Un articolato sistema fraudolento finalizzato a ottenere indebitamente erogazioni pubbliche è stato smascherato al termine di una lunga e complessa attività investigativa condotta dalla Polizia di Stato.
Nella giornata di ieri, gli agenti del Commissariato di Pubblica Sicurezza di Pachino, in collaborazione con i militari della Guardia di Finanza, hanno notificato a 35 persone l’avviso di conclusione delle indagini preliminari per i reati di truffa aggravata per il conseguimento di erogazioni pubbliche e falsità ideologica commessa dal pubblico ufficiale in atti pubblici.
L’inchiesta, coordinata dalla Procura della Repubblica di Siracusa, ha consentito di disarticolare un’organizzazione che ruotava attorno a una azienda agricola fittizia, con sede a Pachino, in contrada Cammaraforte. Formalmente intestata a una casalinga, l’impresa era in realtà gestita da due fratelli, marito e cognato della titolare, con l’obiettivo principale di far maturare indebitamente il diritto all’indennità di disoccupazione in favore di numerosi soggetti.
Le indagini, supportate da intercettazioni telefoniche e ambientali protrattesi per circa un anno, hanno fatto emergere un collaudato meccanismo basato su assunzioni fittizie di lavoratori, seguite da licenziamenti simulati, finalizzati esclusivamente alla percezione delle prestazioni economiche erogate dall’INPS. Un sistema che, secondo le stime investigative, avrebbe causato un danno all’Istituto previdenziale pari a circa 140 mila euro.
È emerso, inoltre, che una parte delle somme indebitamente percepite veniva restituita a un intermediario, figura centrale nella gestione dell’intera operazione, incaricato di mantenere i contatti tra l’azienda, i falsi lavoratori e il professionista coinvolto.
Sebbene nei registri aziendali risultassero formalmente assunti esclusivamente cittadini italiani, l’attività agricola si avvaleva anche di manodopera straniera, in gran parte irregolare sul territorio nazionale, come documentato dalle videoriprese effettuate dagli investigatori nei terreni oggetto di monitoraggio.

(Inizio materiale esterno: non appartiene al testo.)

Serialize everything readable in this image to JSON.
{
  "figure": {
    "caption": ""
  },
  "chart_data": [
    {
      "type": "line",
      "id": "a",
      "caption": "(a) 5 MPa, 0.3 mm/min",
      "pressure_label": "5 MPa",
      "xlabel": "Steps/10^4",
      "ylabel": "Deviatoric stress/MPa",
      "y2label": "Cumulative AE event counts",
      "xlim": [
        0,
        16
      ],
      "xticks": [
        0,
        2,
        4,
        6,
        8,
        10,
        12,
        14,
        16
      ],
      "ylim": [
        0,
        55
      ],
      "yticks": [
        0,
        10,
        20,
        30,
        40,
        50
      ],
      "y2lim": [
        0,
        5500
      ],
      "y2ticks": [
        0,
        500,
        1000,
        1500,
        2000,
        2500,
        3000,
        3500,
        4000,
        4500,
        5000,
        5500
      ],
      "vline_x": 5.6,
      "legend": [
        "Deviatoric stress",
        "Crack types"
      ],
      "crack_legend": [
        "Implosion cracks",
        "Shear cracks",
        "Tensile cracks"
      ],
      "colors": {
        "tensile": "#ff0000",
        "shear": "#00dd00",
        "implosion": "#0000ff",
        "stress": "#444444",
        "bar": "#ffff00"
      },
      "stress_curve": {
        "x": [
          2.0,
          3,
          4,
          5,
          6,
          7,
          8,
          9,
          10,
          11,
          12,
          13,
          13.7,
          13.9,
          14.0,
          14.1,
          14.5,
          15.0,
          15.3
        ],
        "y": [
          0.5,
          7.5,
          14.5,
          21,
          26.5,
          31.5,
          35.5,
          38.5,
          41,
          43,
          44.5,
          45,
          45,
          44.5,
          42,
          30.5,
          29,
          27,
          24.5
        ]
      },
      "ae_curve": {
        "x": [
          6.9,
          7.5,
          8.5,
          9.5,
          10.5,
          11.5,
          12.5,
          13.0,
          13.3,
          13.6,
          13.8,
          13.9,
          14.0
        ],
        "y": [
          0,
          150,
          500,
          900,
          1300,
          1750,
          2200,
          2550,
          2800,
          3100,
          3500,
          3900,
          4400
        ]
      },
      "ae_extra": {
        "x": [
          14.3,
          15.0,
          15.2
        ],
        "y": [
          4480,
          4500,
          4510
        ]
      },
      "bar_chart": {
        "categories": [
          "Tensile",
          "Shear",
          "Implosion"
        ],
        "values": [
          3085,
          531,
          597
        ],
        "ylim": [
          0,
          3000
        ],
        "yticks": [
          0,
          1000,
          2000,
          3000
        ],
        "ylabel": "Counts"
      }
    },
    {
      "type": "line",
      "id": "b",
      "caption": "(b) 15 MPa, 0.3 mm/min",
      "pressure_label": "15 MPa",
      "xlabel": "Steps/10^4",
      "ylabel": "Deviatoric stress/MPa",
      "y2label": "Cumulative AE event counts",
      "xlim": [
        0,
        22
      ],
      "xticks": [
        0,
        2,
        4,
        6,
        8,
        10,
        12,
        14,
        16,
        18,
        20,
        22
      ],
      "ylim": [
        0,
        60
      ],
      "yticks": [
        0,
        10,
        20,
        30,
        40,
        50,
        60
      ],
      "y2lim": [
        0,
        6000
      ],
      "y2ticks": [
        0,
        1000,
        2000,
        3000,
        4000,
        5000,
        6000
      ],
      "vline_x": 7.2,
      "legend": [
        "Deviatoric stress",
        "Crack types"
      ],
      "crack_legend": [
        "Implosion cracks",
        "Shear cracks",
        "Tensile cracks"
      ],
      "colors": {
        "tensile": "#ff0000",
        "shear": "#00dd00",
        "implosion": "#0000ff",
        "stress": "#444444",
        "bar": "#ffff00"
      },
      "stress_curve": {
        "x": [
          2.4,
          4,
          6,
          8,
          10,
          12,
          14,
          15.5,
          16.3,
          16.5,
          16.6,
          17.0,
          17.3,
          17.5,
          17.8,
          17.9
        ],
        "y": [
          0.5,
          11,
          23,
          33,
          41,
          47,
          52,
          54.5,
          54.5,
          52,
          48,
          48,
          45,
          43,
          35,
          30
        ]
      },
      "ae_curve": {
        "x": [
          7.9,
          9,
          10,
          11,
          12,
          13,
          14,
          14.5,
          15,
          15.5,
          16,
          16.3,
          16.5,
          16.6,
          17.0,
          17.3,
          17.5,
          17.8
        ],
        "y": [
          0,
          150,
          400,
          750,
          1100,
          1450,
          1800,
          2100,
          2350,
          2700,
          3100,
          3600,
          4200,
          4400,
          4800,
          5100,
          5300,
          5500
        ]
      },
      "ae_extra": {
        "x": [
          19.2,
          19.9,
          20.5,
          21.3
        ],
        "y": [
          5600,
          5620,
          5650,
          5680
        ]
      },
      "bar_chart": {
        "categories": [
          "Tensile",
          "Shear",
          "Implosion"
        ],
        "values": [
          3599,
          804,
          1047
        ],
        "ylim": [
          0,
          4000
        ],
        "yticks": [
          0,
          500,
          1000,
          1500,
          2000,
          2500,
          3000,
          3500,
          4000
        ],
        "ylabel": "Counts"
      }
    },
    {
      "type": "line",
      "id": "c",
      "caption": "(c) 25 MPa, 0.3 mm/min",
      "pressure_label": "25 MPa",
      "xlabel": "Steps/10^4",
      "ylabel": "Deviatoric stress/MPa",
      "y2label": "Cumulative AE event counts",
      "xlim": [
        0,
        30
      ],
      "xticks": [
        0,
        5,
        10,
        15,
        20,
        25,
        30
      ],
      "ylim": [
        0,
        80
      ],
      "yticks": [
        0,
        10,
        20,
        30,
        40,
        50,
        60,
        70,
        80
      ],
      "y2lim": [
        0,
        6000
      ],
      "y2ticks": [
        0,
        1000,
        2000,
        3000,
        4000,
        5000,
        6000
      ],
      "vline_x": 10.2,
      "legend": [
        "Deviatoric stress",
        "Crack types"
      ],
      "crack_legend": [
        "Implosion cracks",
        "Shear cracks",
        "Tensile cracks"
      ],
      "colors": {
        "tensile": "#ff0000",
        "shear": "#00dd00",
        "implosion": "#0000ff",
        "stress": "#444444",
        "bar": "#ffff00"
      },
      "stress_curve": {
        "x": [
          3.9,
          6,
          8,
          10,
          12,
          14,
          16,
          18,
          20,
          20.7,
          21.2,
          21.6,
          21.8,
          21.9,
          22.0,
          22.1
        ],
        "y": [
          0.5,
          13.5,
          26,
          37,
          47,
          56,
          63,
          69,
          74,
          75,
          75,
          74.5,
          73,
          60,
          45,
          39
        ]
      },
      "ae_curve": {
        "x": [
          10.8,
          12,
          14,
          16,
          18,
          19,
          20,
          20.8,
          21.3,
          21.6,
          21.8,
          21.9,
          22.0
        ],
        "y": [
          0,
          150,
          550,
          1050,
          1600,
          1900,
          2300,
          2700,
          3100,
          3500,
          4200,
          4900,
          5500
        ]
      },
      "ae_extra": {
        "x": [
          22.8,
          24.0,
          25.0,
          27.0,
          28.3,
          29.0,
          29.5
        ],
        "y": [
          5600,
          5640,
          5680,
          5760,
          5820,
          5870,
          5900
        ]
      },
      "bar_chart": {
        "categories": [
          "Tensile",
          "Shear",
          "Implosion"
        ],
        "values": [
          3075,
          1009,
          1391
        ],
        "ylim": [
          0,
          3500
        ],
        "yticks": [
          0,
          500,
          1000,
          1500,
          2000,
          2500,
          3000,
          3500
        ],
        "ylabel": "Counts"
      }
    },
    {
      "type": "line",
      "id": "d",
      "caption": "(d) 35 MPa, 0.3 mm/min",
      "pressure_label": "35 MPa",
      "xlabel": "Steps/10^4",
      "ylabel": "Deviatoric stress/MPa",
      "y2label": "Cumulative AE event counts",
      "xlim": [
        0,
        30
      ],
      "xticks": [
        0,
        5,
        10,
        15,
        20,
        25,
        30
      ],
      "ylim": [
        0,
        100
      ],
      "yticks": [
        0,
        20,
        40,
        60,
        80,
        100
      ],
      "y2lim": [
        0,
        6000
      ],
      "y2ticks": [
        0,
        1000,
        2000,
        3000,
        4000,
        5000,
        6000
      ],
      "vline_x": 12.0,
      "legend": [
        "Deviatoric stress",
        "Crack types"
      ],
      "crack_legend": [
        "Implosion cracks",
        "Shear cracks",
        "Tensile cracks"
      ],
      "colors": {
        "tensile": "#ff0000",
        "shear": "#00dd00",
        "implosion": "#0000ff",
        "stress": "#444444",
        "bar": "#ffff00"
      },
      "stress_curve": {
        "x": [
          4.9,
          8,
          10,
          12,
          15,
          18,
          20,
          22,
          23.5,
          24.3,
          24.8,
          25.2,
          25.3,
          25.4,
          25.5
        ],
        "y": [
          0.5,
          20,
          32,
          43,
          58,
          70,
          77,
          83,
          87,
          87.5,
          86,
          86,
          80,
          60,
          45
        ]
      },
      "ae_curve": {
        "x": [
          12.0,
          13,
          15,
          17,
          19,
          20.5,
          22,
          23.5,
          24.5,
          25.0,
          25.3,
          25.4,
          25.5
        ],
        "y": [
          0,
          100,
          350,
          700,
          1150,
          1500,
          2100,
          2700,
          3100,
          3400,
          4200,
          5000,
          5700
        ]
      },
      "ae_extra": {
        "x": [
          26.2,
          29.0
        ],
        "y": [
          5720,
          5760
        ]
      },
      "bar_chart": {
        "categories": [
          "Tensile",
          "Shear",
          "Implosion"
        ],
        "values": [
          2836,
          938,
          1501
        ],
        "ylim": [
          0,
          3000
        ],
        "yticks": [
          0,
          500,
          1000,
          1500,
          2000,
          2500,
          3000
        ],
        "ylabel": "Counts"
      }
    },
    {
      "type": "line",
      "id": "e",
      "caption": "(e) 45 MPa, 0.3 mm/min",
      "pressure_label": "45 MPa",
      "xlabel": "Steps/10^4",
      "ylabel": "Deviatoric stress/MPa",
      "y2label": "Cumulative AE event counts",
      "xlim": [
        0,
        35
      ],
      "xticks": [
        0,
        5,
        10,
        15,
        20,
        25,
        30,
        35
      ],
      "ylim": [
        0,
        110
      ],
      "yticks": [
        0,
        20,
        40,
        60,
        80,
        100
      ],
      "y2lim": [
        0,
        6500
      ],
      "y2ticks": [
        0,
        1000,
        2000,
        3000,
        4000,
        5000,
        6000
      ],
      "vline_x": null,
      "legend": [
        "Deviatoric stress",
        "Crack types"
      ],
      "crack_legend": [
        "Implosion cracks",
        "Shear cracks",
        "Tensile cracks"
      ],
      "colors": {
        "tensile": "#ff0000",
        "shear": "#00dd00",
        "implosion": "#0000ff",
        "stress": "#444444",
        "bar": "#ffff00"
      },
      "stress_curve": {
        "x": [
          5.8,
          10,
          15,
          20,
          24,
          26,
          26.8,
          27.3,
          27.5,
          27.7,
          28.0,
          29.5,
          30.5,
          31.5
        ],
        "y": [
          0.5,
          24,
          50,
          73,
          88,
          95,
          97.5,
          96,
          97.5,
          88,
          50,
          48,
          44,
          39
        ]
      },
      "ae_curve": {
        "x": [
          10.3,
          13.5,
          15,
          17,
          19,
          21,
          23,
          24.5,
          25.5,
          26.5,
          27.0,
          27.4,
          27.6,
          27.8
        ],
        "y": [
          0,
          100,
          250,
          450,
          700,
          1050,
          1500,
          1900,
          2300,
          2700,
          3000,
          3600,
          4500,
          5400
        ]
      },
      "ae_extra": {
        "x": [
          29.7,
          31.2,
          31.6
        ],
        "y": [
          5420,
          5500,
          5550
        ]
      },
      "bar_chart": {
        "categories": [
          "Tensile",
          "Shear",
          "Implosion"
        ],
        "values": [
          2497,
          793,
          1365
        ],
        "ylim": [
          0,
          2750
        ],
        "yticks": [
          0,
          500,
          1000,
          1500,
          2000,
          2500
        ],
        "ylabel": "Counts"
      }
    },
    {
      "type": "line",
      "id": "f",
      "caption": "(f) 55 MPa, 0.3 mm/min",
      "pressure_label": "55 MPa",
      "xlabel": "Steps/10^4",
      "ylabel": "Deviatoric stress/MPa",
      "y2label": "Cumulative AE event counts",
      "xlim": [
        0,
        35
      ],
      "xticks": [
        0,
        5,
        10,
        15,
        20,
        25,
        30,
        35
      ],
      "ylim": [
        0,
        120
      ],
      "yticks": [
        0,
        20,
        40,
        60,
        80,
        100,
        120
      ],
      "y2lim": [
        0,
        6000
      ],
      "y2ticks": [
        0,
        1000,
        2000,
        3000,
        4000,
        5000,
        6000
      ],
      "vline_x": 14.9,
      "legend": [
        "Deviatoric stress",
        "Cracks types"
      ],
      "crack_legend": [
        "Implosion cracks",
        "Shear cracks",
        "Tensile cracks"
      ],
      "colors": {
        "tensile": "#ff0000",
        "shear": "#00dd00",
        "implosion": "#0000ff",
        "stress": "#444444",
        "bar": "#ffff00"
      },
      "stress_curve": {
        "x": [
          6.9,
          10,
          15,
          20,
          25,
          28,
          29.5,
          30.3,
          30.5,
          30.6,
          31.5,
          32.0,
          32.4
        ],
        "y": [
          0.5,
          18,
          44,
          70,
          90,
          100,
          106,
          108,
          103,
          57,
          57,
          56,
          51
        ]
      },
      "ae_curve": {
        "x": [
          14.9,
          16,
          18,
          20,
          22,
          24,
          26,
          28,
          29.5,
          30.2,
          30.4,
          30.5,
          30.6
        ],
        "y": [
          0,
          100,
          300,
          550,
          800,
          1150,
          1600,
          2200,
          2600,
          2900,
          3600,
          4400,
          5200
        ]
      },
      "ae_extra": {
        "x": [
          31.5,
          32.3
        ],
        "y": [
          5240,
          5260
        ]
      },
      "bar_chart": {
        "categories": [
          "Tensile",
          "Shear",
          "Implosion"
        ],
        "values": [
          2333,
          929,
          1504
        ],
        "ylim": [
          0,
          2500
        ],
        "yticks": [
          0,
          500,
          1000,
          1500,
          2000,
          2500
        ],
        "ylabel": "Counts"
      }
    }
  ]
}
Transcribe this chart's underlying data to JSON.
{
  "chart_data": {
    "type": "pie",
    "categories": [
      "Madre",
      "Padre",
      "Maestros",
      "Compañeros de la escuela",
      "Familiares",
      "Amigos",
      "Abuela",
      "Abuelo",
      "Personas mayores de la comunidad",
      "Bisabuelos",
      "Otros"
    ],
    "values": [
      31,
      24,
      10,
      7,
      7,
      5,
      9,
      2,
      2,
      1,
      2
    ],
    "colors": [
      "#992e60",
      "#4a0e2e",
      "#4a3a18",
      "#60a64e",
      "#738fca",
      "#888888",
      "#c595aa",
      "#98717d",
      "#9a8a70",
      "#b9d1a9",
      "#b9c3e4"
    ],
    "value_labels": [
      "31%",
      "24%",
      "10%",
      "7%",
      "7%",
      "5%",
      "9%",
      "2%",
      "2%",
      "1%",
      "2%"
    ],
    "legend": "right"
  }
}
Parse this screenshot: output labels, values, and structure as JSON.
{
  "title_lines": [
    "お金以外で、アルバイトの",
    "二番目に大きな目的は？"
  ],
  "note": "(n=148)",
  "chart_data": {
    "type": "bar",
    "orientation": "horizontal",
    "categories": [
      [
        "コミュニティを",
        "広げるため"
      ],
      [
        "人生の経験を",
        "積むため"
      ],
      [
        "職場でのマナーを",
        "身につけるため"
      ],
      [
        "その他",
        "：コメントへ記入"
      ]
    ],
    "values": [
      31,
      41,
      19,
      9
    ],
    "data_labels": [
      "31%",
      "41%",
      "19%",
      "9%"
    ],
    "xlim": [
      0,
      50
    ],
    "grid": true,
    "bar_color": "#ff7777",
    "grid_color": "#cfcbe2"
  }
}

Un ruolo chiave nell’organizzazione sarebbe stato ricoperto da un commercialista di Pachino, titolare di uno studio professionale, che – con la collaborazione di alcuni datori di lavoro e dei finti operai – avrebbe curato le pratiche amministrative necessarie alla formalizzazione delle false assunzioni e dei successivi licenziamenti. In diversi casi, i contratti di lavoro venivano retrodatati, stratagemma sufficiente a consentire ai beneficiari di maturare il diritto all’indennità di disoccupazione. Il professionista si occupava inoltre di preparare i lavoratori in vista dei colloqui presso gli uffici INPS.
Agli indagati sono contestati, a vario titolo, i reati di truffa aggravata per il conseguimento di erogazioni pubbliche e illeciti di natura tributaria. L’operazione si inserisce nel quadro delle attività di contrasto agli illeciti economici e previdenziali e testimonia il costante impegno della Polizia di Stato nella tutela delle risorse pubbliche, delle imprese che operano nel rispetto delle regole e dei cittadini realmente bisognosi di sostegno assistenziale.
Resta ferma, per tutti gli indagati, la presunzione di innocenza fino a eventuale sentenza definitiva di condanna.